Le 16 avril 2018, une interdiction émise par le Bureau of Industry and Security (BIS) du Département américain du Commerce a mis brutalement à l’arrêt ZTE Corporation, quatrième équipementier télécom mondial, employant 80 000 personnes et générant un chiffre d’affaires annuel dépassant le milliard de yuans. L’interdiction était simple : pendant sept ans, aucune entreprise américaine ne pourrait fournir à ZTE des composants, marchandises, logiciels ou technologies.

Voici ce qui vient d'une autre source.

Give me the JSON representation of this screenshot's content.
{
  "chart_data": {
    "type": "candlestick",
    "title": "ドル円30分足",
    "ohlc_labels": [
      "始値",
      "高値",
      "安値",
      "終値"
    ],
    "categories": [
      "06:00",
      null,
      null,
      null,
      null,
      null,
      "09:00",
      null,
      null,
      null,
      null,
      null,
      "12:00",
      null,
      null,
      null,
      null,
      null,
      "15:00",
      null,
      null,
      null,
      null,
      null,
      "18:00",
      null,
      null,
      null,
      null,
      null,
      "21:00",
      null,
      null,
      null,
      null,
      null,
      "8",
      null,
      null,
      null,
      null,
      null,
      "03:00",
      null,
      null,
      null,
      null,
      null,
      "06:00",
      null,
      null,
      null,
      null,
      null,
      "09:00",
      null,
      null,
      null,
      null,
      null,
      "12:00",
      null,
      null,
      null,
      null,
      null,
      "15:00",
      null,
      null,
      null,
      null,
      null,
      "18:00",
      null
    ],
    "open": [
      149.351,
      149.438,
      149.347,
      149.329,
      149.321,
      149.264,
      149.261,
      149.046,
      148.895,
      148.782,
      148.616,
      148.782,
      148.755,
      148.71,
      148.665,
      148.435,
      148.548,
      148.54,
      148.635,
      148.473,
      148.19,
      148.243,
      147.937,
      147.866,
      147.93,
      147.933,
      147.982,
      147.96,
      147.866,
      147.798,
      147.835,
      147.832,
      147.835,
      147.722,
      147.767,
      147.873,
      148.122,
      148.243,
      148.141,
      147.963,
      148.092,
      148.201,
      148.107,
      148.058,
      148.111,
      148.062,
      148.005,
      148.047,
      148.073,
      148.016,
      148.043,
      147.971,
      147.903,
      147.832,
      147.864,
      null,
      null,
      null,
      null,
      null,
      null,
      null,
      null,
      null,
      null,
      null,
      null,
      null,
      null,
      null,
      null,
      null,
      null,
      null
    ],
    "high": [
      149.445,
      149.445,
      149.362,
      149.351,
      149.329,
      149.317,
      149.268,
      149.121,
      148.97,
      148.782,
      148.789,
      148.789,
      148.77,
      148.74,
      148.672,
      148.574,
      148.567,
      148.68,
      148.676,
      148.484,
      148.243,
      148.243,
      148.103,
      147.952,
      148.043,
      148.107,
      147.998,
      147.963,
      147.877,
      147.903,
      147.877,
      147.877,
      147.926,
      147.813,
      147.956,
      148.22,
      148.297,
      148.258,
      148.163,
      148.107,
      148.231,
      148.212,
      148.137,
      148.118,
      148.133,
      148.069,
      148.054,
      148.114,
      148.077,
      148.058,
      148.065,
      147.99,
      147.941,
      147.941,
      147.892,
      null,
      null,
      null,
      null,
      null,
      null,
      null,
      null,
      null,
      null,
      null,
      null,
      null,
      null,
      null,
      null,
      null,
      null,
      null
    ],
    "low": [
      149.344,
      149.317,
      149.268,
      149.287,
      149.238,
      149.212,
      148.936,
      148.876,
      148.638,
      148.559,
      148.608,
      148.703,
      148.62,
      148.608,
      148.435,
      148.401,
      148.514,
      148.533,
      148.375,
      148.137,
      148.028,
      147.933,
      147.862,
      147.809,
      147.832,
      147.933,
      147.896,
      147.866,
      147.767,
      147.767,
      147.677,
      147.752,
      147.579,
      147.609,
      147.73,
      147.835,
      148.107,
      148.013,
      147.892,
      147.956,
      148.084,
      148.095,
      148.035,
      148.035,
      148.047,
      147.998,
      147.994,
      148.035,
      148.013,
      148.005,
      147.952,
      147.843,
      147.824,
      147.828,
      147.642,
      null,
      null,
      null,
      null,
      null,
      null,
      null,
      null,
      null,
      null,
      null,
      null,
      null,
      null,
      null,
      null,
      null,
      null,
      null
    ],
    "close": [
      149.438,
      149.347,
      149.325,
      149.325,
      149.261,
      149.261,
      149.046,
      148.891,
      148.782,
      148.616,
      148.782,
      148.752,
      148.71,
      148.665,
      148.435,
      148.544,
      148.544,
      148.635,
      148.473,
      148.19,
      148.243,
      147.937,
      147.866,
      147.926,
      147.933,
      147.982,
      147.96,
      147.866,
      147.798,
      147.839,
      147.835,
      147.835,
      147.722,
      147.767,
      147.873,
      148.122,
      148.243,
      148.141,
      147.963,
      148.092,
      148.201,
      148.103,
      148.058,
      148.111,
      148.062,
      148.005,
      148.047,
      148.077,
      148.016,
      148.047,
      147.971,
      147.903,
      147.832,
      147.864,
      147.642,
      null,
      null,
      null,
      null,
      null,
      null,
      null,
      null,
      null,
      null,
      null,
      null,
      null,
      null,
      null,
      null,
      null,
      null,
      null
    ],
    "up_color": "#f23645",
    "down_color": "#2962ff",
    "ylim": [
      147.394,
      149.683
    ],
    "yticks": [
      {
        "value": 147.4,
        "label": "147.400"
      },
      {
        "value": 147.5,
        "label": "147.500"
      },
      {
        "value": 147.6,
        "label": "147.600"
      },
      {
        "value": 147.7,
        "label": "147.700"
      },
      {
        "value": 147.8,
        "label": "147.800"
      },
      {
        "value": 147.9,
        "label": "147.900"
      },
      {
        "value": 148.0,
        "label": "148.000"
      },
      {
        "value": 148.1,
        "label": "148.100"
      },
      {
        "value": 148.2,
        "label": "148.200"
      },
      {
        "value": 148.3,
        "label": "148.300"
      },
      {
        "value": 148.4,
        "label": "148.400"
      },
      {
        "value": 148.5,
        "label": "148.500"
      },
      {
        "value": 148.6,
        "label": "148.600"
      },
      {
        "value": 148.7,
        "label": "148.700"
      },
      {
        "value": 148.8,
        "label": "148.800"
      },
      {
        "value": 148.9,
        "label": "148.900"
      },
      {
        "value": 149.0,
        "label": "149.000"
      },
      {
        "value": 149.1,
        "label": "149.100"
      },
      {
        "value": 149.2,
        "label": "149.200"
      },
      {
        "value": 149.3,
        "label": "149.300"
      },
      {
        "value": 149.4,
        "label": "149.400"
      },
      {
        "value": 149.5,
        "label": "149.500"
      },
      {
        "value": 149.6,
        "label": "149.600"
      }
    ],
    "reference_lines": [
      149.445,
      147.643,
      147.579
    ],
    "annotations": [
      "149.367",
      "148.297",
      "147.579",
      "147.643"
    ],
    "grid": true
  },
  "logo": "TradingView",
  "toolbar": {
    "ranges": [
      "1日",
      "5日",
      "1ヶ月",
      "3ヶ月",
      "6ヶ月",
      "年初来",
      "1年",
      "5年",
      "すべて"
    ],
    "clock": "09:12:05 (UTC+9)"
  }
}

Sans les puces Qualcomm, la production des stations de base s’est arrêtée. Sans la licence Android de Google, les smartphones n’avaient plus de système exploitable. Vingt-trois jours plus tard, ZTE publiait un communiqué annonçant que ses principales activités étaient devenues impossibles.
ZTE a finalement survécu, mais au prix de 1,4 milliard de dollars américains.
Une amende de 1 milliard de dollars, versée en une seule fois ; un dépôt de garantie de 400 millions de dollars, placé sur un compte séquestre dans une banque américaine. En outre, tous les cadres dirigeants ont été remplacés, et une équipe de surveillance de la conformité américaine a été autorisée à s’installer au sein de l’entreprise. En 2018, ZTE a enregistré une perte nette de 7 milliards de yuans, son chiffre d’affaires ayant chuté de 21,4 % en glissement annuel.
Dans une lettre interne, Yin Yimin, alors président de ZTE, écrivait : « Nous opérons dans un secteur complexe, fortement dépendant des chaînes d’approvisionnement mondiales. » À l’époque, cette phrase sonnait à la fois comme une réflexion et comme une expression d’impuissance.
Huit ans plus tard, le 26 février 2026, DeepSeek, licorne chinoise spécialisée en intelligence artificielle, a annoncé que son modèle multmodal de grande taille V4, prochainement lancé, privilégierait une collaboration approfondie avec des fabricants nationaux de puces, réalisant ainsi pour la première fois un flux de travail complet — de l’entraînement préliminaire à l’ajustement fin — sans recourir aux solutions NVIDIA.
Autrement dit : nous n’utilisons plus NVIDIA.
Dès l’annonce, la réaction initiale des marchés a été la méfiance. NVIDIA détient plus de 90 % des parts de marché mondiales des puces d’entraînement IA : abandonner ce leader est-il rationnel sur le plan commercial ?
Mais derrière ce choix de DeepSeek se cache une question bien plus vaste que la simple logique commerciale : quelle forme d’indépendance en matière de puissance de calcul l’IA chinoise doit-elle véritablement conquérir ?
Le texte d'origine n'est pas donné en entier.